Spring time in the Chilkat Valley is an impressive time. Seems the whole of the world is coming alive and staying busy with fattening up after a (not so) long winter. As I was pulling out of my driveway yesterday, a Sow Moose and her very large yearling were clambering down Cemetery Hill on Mud Bay Rd, headed right for my house. Animals, after a long absence, are emerging from the forest, and can be seen nearly anywhere If your eyes and heart are open to it.

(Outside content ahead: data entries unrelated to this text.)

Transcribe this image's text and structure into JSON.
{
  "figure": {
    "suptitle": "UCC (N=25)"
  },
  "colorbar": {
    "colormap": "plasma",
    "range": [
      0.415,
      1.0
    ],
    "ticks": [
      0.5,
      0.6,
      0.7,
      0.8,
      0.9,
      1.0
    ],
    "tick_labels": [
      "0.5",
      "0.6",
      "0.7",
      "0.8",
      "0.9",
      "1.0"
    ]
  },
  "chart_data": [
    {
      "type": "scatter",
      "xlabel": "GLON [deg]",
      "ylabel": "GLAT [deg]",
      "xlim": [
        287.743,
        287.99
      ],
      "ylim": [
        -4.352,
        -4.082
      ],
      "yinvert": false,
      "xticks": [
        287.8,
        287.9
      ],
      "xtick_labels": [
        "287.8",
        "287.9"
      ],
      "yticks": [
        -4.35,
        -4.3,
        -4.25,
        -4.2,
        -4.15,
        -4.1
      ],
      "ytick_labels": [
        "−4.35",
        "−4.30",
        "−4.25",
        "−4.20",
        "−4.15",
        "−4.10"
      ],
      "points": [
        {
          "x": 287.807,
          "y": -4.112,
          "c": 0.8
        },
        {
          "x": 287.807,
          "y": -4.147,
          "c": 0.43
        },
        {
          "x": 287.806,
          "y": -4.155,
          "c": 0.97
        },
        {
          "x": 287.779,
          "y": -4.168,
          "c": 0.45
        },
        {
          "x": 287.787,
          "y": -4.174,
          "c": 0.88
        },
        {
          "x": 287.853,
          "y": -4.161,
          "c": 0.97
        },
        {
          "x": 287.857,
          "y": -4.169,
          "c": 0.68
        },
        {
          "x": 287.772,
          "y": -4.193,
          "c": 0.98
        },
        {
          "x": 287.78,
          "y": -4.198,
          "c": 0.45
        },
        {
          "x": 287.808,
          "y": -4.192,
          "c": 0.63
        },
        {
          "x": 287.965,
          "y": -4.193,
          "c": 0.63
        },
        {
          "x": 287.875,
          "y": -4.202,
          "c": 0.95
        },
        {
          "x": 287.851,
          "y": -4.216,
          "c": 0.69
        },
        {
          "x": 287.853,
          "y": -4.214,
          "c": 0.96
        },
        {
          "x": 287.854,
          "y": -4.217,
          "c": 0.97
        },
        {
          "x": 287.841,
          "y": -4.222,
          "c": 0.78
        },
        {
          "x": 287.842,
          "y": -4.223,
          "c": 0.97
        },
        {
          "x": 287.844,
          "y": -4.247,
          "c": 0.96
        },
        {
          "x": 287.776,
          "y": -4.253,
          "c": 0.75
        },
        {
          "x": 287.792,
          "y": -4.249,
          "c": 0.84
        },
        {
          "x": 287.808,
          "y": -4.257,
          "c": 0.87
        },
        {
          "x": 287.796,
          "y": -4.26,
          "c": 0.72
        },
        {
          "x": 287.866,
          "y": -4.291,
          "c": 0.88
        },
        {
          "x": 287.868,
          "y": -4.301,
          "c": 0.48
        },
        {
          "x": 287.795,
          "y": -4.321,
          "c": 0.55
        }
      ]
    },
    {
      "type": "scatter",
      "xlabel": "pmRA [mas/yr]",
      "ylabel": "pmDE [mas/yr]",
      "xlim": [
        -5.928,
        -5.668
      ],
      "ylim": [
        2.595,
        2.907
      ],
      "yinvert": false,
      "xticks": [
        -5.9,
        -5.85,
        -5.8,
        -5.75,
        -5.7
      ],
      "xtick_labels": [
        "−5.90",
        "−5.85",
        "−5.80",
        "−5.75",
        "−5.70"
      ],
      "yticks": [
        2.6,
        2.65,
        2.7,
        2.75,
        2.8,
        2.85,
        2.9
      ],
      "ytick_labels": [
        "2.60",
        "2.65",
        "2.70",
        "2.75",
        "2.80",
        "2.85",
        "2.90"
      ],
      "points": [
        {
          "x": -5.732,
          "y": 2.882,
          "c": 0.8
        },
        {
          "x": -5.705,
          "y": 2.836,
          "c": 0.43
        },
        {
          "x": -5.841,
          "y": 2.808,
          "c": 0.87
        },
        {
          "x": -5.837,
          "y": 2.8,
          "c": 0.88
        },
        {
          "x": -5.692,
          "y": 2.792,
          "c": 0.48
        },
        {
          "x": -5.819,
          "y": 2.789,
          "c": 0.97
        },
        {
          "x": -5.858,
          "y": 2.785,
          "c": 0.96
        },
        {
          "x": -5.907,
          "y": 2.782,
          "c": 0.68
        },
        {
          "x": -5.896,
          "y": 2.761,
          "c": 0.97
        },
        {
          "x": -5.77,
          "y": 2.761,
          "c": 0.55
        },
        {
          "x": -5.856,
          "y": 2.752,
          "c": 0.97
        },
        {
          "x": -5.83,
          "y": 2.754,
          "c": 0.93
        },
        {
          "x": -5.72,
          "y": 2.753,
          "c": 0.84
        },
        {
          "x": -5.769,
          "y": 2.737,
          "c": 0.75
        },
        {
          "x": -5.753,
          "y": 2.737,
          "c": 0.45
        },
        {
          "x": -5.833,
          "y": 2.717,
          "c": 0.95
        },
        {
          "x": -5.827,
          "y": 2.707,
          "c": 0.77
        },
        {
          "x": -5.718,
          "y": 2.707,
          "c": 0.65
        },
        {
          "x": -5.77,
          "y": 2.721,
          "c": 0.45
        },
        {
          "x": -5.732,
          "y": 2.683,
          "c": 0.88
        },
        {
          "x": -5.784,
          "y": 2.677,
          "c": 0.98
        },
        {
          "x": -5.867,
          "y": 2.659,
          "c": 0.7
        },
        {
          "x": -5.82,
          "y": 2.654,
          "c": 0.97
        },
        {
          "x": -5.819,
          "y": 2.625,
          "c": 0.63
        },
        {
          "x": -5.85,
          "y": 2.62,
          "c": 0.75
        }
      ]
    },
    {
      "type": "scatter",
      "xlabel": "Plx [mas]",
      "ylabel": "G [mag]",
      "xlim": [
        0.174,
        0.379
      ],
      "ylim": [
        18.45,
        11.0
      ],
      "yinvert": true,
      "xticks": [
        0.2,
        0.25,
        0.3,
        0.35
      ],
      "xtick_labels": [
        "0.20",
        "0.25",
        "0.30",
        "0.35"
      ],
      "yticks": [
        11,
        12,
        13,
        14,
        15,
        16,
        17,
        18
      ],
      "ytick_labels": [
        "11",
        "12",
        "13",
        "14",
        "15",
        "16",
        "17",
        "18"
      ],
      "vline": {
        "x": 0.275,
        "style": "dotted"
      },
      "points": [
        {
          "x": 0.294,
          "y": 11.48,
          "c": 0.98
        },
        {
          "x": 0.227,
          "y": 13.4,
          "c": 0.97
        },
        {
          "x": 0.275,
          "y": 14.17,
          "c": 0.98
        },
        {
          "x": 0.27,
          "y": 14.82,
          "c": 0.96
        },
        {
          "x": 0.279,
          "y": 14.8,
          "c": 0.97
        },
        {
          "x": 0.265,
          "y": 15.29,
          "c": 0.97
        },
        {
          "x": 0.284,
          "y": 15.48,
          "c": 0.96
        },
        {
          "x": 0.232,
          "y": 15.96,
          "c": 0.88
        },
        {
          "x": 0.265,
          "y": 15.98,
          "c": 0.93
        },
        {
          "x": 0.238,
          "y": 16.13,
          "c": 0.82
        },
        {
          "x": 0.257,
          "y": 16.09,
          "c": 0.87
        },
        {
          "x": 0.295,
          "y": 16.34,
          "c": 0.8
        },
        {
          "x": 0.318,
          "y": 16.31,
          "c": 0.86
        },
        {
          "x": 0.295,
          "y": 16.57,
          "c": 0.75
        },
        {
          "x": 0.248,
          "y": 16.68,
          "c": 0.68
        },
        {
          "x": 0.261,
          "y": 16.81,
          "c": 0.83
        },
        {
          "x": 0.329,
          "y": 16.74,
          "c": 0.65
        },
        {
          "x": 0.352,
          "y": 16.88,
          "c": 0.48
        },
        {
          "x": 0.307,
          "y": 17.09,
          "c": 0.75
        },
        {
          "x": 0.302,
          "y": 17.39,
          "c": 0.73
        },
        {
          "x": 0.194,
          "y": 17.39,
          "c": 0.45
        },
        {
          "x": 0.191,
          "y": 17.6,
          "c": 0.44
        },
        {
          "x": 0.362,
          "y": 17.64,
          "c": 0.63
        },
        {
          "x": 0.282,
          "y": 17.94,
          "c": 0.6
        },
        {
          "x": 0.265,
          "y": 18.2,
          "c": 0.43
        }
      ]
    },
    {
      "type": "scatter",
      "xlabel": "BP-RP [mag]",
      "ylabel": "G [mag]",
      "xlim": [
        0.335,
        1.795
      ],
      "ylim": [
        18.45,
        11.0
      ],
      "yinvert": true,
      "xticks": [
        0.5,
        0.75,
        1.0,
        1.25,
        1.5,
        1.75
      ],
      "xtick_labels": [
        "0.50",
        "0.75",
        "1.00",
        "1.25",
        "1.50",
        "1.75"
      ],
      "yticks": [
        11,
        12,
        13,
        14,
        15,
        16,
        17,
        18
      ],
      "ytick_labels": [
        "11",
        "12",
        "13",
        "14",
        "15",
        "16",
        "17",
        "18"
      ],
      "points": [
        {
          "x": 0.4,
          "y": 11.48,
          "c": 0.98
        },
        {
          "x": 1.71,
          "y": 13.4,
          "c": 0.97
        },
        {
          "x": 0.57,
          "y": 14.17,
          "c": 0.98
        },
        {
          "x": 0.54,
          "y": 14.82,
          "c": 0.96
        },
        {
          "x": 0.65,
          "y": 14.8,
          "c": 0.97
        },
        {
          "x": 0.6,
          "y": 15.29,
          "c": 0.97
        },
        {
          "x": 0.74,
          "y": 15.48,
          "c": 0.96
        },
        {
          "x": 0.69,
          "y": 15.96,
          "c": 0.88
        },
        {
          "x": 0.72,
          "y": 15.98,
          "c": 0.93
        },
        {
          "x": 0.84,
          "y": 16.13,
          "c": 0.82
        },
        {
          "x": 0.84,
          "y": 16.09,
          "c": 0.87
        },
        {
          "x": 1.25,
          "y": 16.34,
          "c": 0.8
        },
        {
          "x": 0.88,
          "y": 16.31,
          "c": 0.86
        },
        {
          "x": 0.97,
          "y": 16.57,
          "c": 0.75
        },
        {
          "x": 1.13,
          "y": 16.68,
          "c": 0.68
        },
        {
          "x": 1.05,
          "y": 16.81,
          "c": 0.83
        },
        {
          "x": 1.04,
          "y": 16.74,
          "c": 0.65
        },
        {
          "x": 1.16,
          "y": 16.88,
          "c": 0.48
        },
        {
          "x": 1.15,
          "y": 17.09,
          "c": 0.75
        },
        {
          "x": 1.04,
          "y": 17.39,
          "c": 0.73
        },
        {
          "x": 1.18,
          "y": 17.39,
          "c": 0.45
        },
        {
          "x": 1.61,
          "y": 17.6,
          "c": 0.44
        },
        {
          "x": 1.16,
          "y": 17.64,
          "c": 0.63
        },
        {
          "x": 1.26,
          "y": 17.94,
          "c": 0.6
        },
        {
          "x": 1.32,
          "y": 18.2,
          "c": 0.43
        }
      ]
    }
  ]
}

After a six day work week, I am tired, but ready to get out into the real world of forest and river and animal; to have a peek and to get myself right with the world again. I head out around 9:30 Sunday morning and drive north up the Haines Highway. It is raining slightly, but it is not a bother to me. I want to head to a place at 25 mile I know of to look for and to shoot video of Moose. I drive slowly and in a manner of no hurry what so ever. Eyes peeled left, I see an animal on the shores of the only inches deep Chilkat. It appears at first to be a Lynx, but as it turns, I see that it is either a young and lone Wolf, or more than likely, a large Coyote. I pull off the road and the animal drops what it is eating and scrambles up the far embankment. Not wishing to disturb the creature’s fine and tasty meal, I too scramble back onto the road way and wish the Canine farewell. I get to the mudslide area at 19 mile and look out over the sandy river braids and spy two Eagles in a tree top. Between them is a nest the size of my pickup bed. They appear to be guarding it, and once again, I leave them in peace.
After a bit I am nearing the place I want to go, but realize after crossing the Chilkat bridge, there is far too much snow for my two wheel drive truck to handle on the dirt road leading back to the area in question. Reluctantly, I turn around and head back down valley, moving as slowly as before thinking the right place will pop up. At 18 mile, I turn into a pull out and descend into the bushes and thickets leading to the innards of the forest. Camera and tripod are heavy, but I figure it would be worth it to get a shot. Good and sellable clips are rarely placed in front of you, at least when it comes to animals, although I do know some folks with homes situated as to have their own private wild animal zoo in their backyards. I am happy to be thrashing into this forest however. Soon I am on a game trail and Moose dropping appear, though hard to say how old they are. I hear a creek ahead, and I stumble upon what is quite obviously a major Bear/Salmon area, The shores of the creek are heavily trampled, and lying about are many lower jaw bones of last years run. The area is so heavily used looking, I can imagine this place has been a Bear feeding ground for untold centuries. This place is a treasure, and I continue on, contemplating how dangerous it might be in a few short months when the fish are spawning again and the Brown Bears are out feasting. Back at the truck, I head down valley and spot, on the other side of the river, fifteen to twenty Canada Geese on a layover in a massive field. Further out, a moose is grazing peacefully. Having only my Xtra Tuff’s on, I swear to myself I will always carry my hip waders in the back of the truck. I drive through town and down the peninsula, where there are perhaps eight or nine Eagles feasting on the Sleeper Shark that washed ashore last week. On the drive home, I pull off to watch an Otter bobbing it’s head as it swims parallel to the shore in search of fish.
Sure is a spectacular time of year here in Haines…never got even one single shot. Didn’t matter.